Crypto- Symmetric RSA

Who needs public keys? - w0152

Challenge

#!/usr/bin/env python3
from Crypto.Util.number import long_to_bytes as ltb, bytes_to_long as btl, getPrime

p = getPrime(1024)
q = getPrime(1024)

n = p*q

e = p

with open("flag.txt", "rb") as f:
	PT = btl(f.read())

CT = pow(PT, e, n)
print(f"{CT = }")

for _ in range(4):
	CT = pow(int(input("Plaintext: ")), e, n)
	print(f"{CT = }")

We are given the ciphertext and 4 chances to encrypt by the server, but no modulus. Additionally, they use e=p instead of 65537 which allows for some interesting exploits.

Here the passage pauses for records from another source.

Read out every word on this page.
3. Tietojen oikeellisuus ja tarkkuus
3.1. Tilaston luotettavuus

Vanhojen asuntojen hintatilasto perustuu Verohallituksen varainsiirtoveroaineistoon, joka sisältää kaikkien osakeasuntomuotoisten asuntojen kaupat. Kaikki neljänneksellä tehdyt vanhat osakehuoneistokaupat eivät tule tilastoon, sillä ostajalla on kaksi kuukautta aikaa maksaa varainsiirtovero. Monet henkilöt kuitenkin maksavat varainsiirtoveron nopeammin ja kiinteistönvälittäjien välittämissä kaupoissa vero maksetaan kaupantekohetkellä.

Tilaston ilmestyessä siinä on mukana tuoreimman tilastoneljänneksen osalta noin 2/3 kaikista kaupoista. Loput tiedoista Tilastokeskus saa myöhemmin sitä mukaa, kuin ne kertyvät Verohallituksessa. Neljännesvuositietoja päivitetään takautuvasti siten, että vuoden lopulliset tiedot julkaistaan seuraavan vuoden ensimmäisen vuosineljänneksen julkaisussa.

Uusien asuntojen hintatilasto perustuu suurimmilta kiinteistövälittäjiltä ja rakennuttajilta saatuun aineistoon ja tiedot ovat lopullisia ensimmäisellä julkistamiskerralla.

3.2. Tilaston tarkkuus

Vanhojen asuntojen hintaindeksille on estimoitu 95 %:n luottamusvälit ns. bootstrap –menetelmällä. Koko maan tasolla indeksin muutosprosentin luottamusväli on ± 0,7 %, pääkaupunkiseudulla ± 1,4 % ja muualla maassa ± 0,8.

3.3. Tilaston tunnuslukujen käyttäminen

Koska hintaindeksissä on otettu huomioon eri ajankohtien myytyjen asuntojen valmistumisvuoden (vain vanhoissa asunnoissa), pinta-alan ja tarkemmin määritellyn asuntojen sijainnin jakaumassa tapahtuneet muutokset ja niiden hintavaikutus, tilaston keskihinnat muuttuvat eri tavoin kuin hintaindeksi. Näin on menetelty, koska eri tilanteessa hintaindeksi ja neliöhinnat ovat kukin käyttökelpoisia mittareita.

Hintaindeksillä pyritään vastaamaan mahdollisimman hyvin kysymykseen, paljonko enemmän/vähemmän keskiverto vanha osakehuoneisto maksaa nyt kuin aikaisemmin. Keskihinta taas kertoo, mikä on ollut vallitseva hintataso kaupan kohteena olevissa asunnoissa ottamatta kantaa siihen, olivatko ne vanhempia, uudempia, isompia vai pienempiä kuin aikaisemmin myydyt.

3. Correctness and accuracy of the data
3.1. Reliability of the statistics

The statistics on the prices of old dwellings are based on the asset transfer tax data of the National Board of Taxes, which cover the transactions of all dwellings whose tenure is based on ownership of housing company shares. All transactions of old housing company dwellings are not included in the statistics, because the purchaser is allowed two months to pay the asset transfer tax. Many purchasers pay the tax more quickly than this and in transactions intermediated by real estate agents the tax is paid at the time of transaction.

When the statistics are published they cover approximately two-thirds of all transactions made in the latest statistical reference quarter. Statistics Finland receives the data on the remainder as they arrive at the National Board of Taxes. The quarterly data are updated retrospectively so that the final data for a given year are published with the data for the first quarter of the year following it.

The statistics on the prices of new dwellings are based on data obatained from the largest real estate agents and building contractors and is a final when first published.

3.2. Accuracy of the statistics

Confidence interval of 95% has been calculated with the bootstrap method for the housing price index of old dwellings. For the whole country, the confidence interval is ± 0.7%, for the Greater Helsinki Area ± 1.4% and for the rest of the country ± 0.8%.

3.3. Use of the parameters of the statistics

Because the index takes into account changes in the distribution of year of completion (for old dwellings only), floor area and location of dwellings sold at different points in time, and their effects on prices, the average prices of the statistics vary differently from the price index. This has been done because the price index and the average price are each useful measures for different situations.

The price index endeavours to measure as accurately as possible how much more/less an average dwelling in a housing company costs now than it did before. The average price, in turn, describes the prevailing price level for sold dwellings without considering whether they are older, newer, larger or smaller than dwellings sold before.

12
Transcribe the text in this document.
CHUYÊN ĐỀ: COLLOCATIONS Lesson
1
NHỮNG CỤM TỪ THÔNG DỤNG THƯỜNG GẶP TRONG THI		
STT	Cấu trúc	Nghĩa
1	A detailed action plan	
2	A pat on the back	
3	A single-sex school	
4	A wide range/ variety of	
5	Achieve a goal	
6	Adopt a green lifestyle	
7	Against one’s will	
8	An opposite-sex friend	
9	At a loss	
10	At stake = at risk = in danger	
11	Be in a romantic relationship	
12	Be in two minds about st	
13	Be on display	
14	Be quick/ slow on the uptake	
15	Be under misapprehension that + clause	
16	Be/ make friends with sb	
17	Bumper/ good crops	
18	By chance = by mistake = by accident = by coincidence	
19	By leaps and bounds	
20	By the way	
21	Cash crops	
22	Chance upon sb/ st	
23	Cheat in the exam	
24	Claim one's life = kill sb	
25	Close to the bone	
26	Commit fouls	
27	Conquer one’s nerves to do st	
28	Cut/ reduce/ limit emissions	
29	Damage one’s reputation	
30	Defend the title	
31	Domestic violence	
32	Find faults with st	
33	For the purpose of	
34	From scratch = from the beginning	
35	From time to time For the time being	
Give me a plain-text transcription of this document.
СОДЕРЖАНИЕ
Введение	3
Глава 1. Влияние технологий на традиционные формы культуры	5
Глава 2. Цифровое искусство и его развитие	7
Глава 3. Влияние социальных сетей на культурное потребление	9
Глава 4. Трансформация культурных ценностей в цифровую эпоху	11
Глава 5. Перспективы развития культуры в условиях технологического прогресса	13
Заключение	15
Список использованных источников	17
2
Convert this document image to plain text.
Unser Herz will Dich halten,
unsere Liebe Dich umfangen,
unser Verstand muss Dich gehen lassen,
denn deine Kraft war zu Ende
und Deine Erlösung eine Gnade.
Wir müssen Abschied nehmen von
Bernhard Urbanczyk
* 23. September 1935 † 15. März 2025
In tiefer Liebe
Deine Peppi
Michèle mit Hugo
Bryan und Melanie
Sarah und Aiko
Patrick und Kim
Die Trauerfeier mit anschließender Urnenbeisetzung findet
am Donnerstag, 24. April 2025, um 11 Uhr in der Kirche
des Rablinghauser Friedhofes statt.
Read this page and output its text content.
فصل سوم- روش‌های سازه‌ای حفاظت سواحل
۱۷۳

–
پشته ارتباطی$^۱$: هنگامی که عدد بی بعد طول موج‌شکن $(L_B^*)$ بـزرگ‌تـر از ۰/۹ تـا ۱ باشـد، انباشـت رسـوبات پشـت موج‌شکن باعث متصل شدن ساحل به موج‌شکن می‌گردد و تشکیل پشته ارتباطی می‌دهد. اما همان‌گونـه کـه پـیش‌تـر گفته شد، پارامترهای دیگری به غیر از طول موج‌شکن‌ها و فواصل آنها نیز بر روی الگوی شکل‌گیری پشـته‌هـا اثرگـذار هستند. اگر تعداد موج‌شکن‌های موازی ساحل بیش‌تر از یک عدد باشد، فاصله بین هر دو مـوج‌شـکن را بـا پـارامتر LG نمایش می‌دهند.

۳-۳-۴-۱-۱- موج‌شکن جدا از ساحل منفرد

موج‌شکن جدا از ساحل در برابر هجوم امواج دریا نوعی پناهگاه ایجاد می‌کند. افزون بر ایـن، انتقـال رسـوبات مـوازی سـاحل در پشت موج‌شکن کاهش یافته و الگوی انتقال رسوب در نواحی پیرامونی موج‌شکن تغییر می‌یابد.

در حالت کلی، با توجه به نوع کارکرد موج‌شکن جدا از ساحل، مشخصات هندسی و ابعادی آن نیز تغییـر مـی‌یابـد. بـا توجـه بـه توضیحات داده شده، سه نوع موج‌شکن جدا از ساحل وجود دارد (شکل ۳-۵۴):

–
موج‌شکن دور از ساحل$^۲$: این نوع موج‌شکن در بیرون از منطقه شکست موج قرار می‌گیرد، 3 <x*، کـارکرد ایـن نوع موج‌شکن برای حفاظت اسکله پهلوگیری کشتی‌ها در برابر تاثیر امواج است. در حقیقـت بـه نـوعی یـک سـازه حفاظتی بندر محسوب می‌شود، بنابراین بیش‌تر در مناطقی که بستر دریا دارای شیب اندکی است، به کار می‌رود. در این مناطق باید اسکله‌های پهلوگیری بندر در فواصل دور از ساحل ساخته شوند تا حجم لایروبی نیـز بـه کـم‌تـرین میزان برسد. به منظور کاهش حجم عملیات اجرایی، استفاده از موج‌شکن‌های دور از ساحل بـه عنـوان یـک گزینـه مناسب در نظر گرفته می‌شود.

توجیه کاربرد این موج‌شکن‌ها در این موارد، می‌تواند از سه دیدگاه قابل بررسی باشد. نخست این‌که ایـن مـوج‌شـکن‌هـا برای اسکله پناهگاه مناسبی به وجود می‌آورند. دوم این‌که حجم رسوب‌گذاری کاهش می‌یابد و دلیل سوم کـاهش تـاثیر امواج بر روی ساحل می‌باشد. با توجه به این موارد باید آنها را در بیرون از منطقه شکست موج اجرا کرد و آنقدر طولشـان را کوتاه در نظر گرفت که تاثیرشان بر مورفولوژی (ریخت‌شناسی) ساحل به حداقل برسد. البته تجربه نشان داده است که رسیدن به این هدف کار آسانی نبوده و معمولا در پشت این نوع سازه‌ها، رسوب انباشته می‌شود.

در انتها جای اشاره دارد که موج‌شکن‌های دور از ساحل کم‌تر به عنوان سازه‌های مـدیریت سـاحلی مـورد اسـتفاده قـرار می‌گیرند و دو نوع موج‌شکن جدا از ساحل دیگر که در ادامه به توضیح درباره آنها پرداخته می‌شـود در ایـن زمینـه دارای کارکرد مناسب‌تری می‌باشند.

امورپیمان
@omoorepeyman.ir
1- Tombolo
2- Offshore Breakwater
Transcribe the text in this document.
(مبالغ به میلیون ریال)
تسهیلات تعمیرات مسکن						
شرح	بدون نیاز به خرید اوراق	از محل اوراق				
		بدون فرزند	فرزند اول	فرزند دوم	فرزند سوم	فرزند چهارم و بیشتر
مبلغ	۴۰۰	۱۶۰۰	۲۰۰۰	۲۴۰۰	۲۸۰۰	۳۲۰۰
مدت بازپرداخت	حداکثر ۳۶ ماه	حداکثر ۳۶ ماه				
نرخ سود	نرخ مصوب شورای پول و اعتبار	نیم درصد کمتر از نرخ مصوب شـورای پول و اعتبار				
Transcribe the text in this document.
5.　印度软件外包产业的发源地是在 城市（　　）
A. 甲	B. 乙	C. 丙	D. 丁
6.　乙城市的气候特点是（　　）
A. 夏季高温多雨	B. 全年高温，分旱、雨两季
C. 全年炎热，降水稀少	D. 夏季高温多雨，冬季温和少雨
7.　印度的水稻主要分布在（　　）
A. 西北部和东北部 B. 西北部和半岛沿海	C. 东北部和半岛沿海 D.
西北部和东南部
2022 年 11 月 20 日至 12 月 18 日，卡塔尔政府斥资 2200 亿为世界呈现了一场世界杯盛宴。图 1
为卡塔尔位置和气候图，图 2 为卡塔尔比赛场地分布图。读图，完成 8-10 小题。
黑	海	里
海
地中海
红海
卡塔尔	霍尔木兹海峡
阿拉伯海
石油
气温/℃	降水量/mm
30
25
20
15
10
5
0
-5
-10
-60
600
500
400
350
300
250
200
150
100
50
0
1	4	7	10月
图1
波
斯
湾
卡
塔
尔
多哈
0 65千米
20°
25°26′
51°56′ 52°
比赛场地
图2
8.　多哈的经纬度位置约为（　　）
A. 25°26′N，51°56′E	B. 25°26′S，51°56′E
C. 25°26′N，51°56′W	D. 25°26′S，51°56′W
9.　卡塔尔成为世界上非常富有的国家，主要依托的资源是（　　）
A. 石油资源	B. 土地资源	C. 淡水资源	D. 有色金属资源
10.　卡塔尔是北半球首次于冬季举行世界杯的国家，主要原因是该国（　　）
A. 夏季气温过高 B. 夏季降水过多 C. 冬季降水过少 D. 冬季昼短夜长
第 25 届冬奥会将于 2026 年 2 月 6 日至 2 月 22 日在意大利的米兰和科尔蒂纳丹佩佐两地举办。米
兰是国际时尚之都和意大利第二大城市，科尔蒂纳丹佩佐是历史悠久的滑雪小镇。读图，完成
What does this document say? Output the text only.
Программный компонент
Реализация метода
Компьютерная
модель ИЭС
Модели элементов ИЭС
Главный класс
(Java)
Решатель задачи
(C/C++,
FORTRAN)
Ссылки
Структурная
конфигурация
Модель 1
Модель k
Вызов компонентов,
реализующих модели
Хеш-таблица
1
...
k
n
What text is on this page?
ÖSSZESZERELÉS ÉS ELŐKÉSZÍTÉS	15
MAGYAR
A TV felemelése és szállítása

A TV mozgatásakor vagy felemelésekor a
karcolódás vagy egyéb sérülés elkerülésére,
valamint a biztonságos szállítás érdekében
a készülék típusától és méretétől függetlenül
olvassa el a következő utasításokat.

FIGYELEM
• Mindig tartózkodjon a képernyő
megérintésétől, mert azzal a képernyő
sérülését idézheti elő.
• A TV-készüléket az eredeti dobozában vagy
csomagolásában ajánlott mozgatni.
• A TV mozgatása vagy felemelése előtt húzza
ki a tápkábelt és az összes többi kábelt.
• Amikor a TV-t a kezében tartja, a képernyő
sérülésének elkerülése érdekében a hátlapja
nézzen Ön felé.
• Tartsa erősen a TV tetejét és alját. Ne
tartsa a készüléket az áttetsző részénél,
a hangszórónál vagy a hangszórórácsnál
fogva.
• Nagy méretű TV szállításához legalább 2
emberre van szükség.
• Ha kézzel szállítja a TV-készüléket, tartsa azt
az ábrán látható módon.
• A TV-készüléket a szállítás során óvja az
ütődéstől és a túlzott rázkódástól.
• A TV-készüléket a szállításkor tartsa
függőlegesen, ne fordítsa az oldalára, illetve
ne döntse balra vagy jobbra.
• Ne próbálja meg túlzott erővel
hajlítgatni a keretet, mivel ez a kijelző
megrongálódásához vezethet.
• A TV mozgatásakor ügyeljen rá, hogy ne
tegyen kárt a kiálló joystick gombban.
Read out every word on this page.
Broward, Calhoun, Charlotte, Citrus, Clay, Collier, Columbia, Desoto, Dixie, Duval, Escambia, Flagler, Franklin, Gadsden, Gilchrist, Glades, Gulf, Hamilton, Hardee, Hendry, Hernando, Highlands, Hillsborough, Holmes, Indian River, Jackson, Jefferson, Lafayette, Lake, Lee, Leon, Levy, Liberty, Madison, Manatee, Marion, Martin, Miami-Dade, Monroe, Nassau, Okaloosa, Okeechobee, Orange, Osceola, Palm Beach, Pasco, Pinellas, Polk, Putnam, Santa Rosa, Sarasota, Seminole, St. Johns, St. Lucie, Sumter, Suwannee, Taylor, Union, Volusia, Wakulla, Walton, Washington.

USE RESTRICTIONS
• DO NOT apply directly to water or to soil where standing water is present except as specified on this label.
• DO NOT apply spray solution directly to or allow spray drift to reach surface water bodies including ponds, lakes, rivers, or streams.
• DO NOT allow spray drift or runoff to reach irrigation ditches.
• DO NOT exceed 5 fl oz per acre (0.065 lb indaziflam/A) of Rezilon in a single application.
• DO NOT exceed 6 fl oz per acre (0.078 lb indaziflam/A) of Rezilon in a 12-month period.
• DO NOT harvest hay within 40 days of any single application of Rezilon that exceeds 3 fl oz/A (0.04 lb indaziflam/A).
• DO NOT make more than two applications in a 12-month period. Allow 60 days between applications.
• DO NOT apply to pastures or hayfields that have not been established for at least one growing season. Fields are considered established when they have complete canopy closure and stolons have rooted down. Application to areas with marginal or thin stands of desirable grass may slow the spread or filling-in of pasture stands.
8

First, we need to find the modulus, which we can do by simply giving -1 as input and adding 1

$$-1^{e} \ mod \ n \ = n-1$$

We actually have enough information to decrypt using univariate coppersmith. This approach is used to solve the next part, however in this part, we opt for the simpler method of finding p instead

From Fermat's Little Theorem, we have

$$a^{p-1} \equiv 1 \pmod p \\ a^{p-1} - 1 \equiv 0 \pmod p \\ a^{p-1} -1 = k_1*p$$

for some arbitrary k1

If we can find k*p, then gcd(k*p,n) yields p

The server outputs a^p (mod n), so we multiply by a^-1 which gives is a^p-1 (mod n)

$$i_1 \equiv a^{p} \pmod n \\ i_1 * a^{-1} \equiv a^{p-1} \pmod n \\ i_2 = i_i * a^{-1} \ \ \ \\ i_2 -1 \equiv a^{p-1} - 1 \pmod n \\ i_2 -1 = k_1*p \ + k_2*p*q \\ i_2 - 1 = p*(k1+k2*q)$$

for some arbitrary k2

We can find p by gcd(i2-1,n) and find phi(n)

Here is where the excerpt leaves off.